The family included Uncle Moshe, a rabbi and Zionist who published and edited, in 1898, El Avenir, the leading Greek paper for the Zionist movement. Cousin Asher was a Greek Senator who, in 1912, helped establish the Technion and served as the Greek Zionist Federation's first president. In the 1930s, he helped Jews immigrate to Israel, where he himself went in 1934. 
This is a better picture of Ascher. He is the one sitting in the front row.

The slow but steady departure of the Jews of Thessaloniki which began after Salonika became Greek in 1912 turned into a veritable exodus  after the Great Fire of 1917 which destroyed maybe 40 percent of the city and a larger portion of Jewish neighborhoods.

Beniko was one of the first ones to leave after Salonika became Thessaloniki and he moved to France in 1913 to study medicine.

He joined the army as a doctor and while serving, he met his wife Adele Bouvier who was an army nurse.
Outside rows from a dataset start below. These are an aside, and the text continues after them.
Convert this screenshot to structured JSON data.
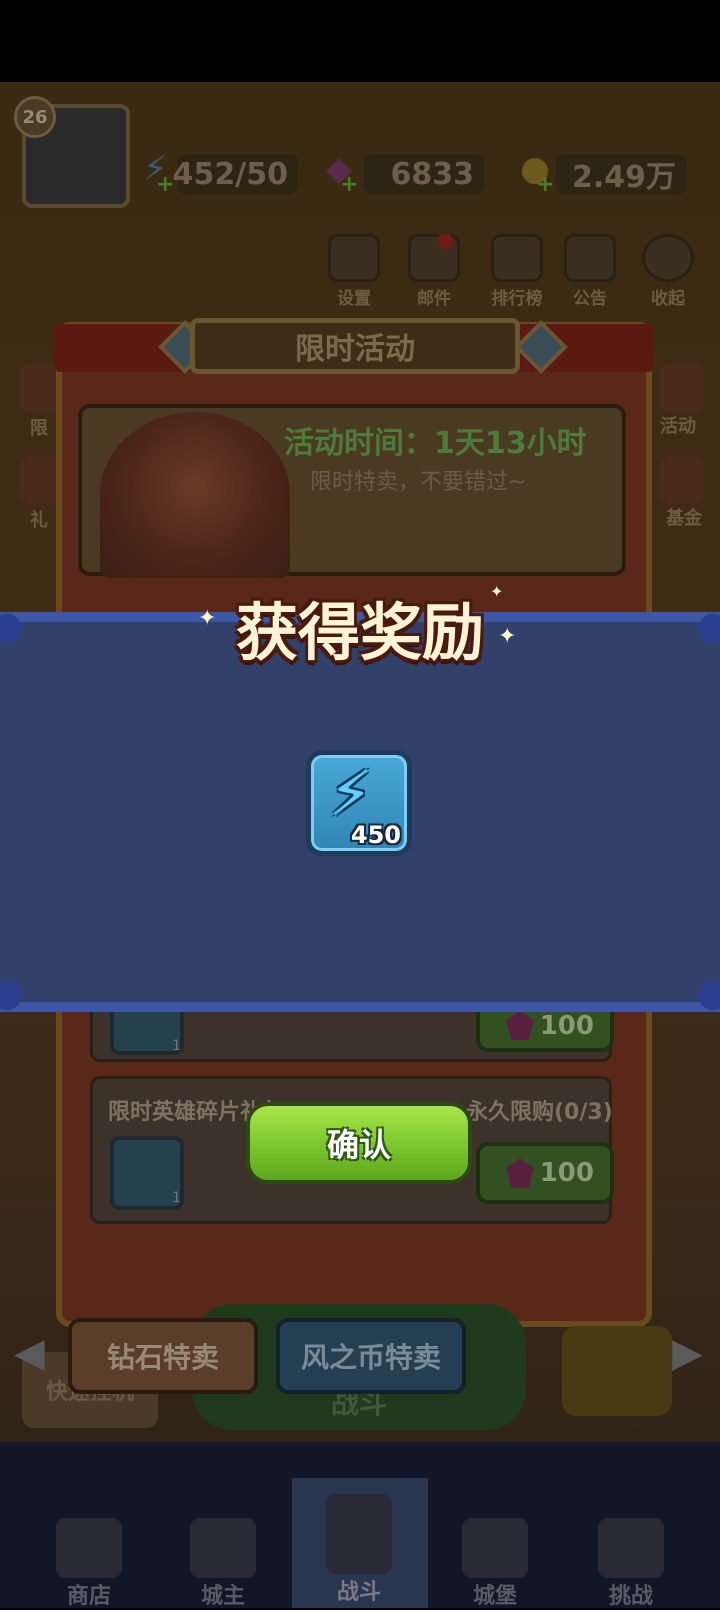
{
  "hud": {
    "level": "26",
    "energy": "452/50",
    "gems": "6833",
    "coins": "2.49万"
  },
  "top_buttons": [
    "设置",
    "邮件",
    "排行榜",
    "公告",
    "收起"
  ],
  "event_panel": {
    "title": "限时活动",
    "time": "活动时间：1天13小时",
    "subtitle": "限时特卖，不要错过~",
    "offer_title": "限时英雄碎片礼包",
    "offer_limit": "永久限购(0/3)",
    "item_count_1": "1",
    "item_count_2": "1",
    "price_1": "100",
    "price_2": "100"
  },
  "side_labels": {
    "left_1": "限",
    "left_2": "礼",
    "right_1": "活动",
    "right_2": "基金"
  },
  "reward": {
    "title": "获得奖励",
    "item_icon": "energy-bolt-icon",
    "quantity": "450",
    "confirm": "确认"
  },
  "shop_tabs": {
    "diamond": "钻石特卖",
    "wind": "风之币特卖",
    "quick": "快速挂机",
    "battle": "战斗"
  },
  "bottom_nav": [
    "商店",
    "城主",
    "战斗",
    "城堡",
    "挑战"
  ],
  "colors": {
    "reward_strip": "#314169",
    "reward_border": "#3e56a8",
    "confirm_green": "#7cc52e"
  }
}
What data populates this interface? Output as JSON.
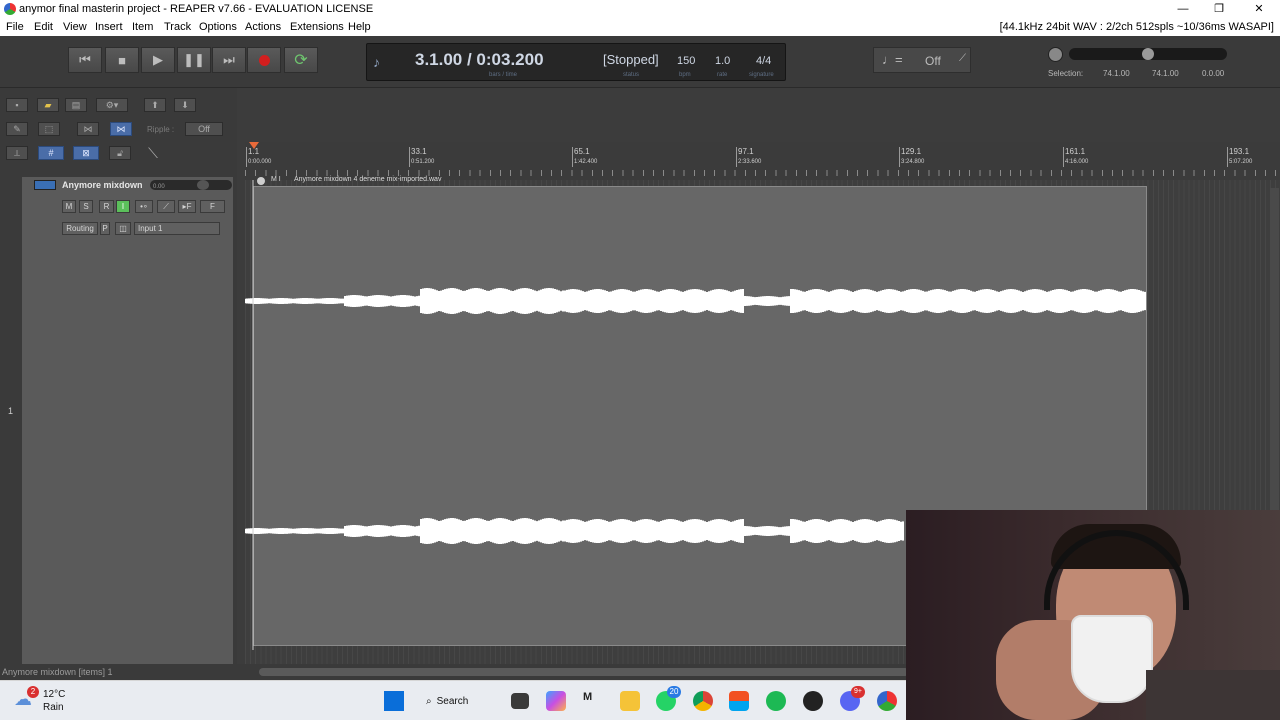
{
  "window": {
    "title": "anymor final masterin project - REAPER v7.66 - EVALUATION LICENSE",
    "minimize": "—",
    "restore": "❐",
    "close": "✕"
  },
  "menu": {
    "items": [
      "File",
      "Edit",
      "View",
      "Insert",
      "Item",
      "Track",
      "Options",
      "Actions",
      "Extensions",
      "Help"
    ],
    "audio_info": "[44.1kHz 24bit WAV : 2/2ch 512spls ~10/36ms WASAPI]"
  },
  "transport": {
    "position": "3.1.00 / 0:03.200",
    "state": "[Stopped]",
    "bpm": "150",
    "rate": "1.0",
    "signature": "4/4",
    "sub_position": "bars / time",
    "sub_status": "status",
    "sub_bpm": "bpm",
    "sub_rate": "rate",
    "sub_signature": "signature"
  },
  "tempo_box": {
    "value": "Off"
  },
  "selection": {
    "label": "Selection:",
    "start": "74.1.00",
    "end": "74.1.00",
    "length": "0.0.00"
  },
  "left_toolbar": {
    "ripple_label": "Ripple :",
    "ripple_value": "Off"
  },
  "track": {
    "number": "1",
    "name": "Anymore mixdown",
    "volume": "0.00",
    "buttons": [
      "M",
      "S",
      "R",
      "I"
    ],
    "fx_label": "F",
    "routing": "Routing",
    "input": "Input 1"
  },
  "ruler": {
    "marks": [
      {
        "bar": "1.1",
        "time": "0:00.000"
      },
      {
        "bar": "33.1",
        "time": "0:51.200"
      },
      {
        "bar": "65.1",
        "time": "1:42.400"
      },
      {
        "bar": "97.1",
        "time": "2:33.600"
      },
      {
        "bar": "129.1",
        "time": "3:24.800"
      },
      {
        "bar": "161.1",
        "time": "4:16.000"
      },
      {
        "bar": "193.1",
        "time": "5:07.200"
      }
    ]
  },
  "media_item": {
    "name": "Anymore mixdown 4 deneme mix-imported.wav",
    "flags": "M I"
  },
  "status_bar": {
    "text": "Anymore mixdown [items] 1"
  },
  "taskbar": {
    "weather_temp": "12°C",
    "weather_desc": "Rain",
    "weather_badge": "2",
    "search": "Search",
    "whatsapp_badge": "20",
    "discord_badge": "9+"
  }
}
They got married on 19 October 1917 after Beniko changed his name to Benedict and converted to Catholicism upon her family's insistence. They had two daughters Suzanne and Andrée.

André Jeanne Mallah is Sarkozy's mother.

An interesting footnote about European prejudices, despite Benedict's conversion, the family had to flee France during the Vichy regime.

Sarkozy's father was Hungarian. His original name is nagybócsai Sárközy Pál or Pál István Ernő Sárközy de Nagy-Bócsa. A good friend of mine of Hungarian origin wrote to me in 2007 to provide the amusing etymology of the name:
The original spelling of the name is Sárközy. Sárköz is a place in Hungary and the "y" indicates "person from". Taking the word apart even more, "sár" is "mud" and one of the meanings of "köz" is something like "having to do with".
Pál Sárközy was born in 1928 in Budapest
into a family belonging to the lower, untitled Hungarian nobility. His paternal ancestor was elevated to the untitled nobility of Hungary on 10 September 1628 for his role in fighting the armies of the Ottoman Empire. 
The Sarkozy family fled to Germany in 1944 when the Red Army entered Hungary. I am not sure of their political affiliations but running into Germany in 1944 is a peculiar choice. They returned at the end of the war to find all their possessions confiscated. Pal Sarkozy moved to France (with a slight detour in the French Foreign Legion, where a fellow Hungarian doctor gave him a medical discharge instead of sending him to Indochina) and met Andrée Mallah in 1949.

They got married and had three sons, Guillaume, Nicolas and François.

One other interesting bit of history to note: Sarkozy's first wife was Cecilia Ciganer-Albeniz. Her father was André Ciganer or
de son vrai nom Aron Chouganov, né à Bălţi (actuelle Moldavie) en 1898, est issu pour moitié d'une famille de propriétaires terriens juifs de Bessarabie et pour autre moitié de Tziganes de Moldavie (d'où le nom Chouganov/Ciganer).
In other words, she had Jewish and Roma ancestry. Besserabia (or Moldavia) was no longer part of the Ottoman Empire when he was born so, she does not have as clear Ottoman roots as him.

But, if you happen to know a little bit of Hungarian history and culture, her lineage encompasses a touch of irony.